Emmanuel Katsanis, MD

Tumor-derived chaperone proteins (or heat shock proteins) are unique mediators of specific anti-tumor immunity when such proteins are purified from tumor tissue. We have developed a novel method that efficiently enriches for multiple chaperone complexes from tumor lysates using free solution isoelectric focusing (FS-IEF). Reproducibly and in numerous murine models, we have documented that vaccination with these Chaperone Rich Cell Lysates (CRCL) is more effective than immunization with purified individual chaperones such as HSP70 and GRP94/gp96, two heat shock proteins (HSPs) currently used in clinical immunotherapy trials. The antigenicity of CRCL can be augmented further by loading them onto dendritic cells (DCs) resulting in protection against murine tumors even in the setting of pre-existing disease. In addition to the antigen carrying capacities, CRCL have potent immunostimulatory effects on DCs. As adjuvants CRCL provide danger signals enhancing the immunogenicity leukemia cells undergoing apoptosis following drug treatment.

 

Research efforts are currently focused on studying the immunostimulatory activities of HSPs particularly in the form of CRCL. Our goal is to generate sufficient and convincing pre-clinical data to move CRCL vaccines into the clinical setting. We are continuing our studies in various murine models in order to understand further the mechanisms of action of CRCL vaccines.
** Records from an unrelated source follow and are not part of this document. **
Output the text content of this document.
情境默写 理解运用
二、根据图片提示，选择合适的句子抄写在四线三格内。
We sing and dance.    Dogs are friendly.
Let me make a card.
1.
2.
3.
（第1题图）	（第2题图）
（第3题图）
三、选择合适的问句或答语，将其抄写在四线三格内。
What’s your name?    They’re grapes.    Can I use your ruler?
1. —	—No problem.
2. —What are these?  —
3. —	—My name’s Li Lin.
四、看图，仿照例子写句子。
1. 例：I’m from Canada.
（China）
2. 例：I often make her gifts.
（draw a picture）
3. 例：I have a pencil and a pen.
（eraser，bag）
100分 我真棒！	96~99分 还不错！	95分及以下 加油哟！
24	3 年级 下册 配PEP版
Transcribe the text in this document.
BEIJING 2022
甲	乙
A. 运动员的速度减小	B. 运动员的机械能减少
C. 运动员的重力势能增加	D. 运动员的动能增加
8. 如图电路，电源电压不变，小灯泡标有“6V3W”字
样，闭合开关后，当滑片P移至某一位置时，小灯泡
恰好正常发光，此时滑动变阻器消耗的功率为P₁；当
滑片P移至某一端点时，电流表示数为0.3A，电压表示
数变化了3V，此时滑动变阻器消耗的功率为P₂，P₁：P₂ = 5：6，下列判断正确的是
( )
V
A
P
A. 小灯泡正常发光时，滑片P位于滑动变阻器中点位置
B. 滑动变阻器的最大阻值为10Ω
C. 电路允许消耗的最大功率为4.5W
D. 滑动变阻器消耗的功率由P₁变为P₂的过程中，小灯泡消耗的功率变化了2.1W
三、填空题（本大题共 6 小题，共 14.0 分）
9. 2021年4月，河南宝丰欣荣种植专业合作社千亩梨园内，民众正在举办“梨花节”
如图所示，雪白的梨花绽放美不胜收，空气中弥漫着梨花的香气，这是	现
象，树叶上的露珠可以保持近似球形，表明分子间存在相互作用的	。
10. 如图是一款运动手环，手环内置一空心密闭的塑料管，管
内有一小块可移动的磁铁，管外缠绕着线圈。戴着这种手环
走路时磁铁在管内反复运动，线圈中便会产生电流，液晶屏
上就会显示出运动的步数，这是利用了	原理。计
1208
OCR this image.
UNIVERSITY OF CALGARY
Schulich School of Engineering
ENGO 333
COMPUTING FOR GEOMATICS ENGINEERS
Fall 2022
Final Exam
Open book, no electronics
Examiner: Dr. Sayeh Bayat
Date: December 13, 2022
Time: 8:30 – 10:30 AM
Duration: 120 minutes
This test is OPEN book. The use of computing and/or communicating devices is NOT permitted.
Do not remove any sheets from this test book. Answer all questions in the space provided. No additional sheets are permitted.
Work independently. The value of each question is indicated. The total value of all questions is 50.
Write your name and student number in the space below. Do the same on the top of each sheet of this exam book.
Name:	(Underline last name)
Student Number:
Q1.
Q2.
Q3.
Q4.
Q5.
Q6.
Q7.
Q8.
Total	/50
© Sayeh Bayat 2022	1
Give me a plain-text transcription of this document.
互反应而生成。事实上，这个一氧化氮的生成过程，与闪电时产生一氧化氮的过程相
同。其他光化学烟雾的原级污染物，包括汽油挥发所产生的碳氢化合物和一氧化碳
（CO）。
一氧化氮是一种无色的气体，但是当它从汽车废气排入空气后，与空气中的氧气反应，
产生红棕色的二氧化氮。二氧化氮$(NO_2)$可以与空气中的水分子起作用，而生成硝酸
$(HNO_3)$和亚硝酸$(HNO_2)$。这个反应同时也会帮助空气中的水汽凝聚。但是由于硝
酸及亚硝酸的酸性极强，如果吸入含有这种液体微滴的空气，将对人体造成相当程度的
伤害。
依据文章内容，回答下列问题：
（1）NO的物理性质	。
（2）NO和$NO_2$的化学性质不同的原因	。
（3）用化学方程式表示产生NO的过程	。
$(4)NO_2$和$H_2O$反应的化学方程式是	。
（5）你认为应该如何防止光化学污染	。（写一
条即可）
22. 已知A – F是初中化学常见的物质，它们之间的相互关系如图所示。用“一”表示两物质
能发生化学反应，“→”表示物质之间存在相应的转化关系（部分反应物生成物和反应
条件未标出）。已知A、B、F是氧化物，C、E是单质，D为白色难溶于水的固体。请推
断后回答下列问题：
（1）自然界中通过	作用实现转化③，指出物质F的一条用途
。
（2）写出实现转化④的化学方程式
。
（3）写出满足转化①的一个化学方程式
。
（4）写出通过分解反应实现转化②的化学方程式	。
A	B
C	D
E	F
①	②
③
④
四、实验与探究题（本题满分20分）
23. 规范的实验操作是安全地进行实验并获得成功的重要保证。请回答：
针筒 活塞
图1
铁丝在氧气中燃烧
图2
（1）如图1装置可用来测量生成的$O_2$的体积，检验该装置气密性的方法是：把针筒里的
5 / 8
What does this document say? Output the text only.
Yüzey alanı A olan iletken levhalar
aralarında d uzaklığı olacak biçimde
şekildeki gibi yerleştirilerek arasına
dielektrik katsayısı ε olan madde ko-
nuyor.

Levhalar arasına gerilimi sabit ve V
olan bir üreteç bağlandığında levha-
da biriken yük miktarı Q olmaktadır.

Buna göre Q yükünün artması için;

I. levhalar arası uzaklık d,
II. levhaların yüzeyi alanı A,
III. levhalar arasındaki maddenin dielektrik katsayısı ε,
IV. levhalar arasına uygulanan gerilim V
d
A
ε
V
In parallel we have initiated in vitro studies examining the effects of human derived CRCL on human cells so we can establish efficacy and safety. Ongoing studies are 1) Characterizing the peptide antigen repertoire of CRCL vaccine derived from specific tumors. 2) Studying the in vivo synergistic effects of CRCL vaccine/adjuvant with drugs that induce apoptosis. 3) Biochemically characterizing human tumor derived CRCL, evaluating its effects on human DCs and examining the potential of human tumor derived CRCL-pulsed DCs to generate tumor specific CTLs.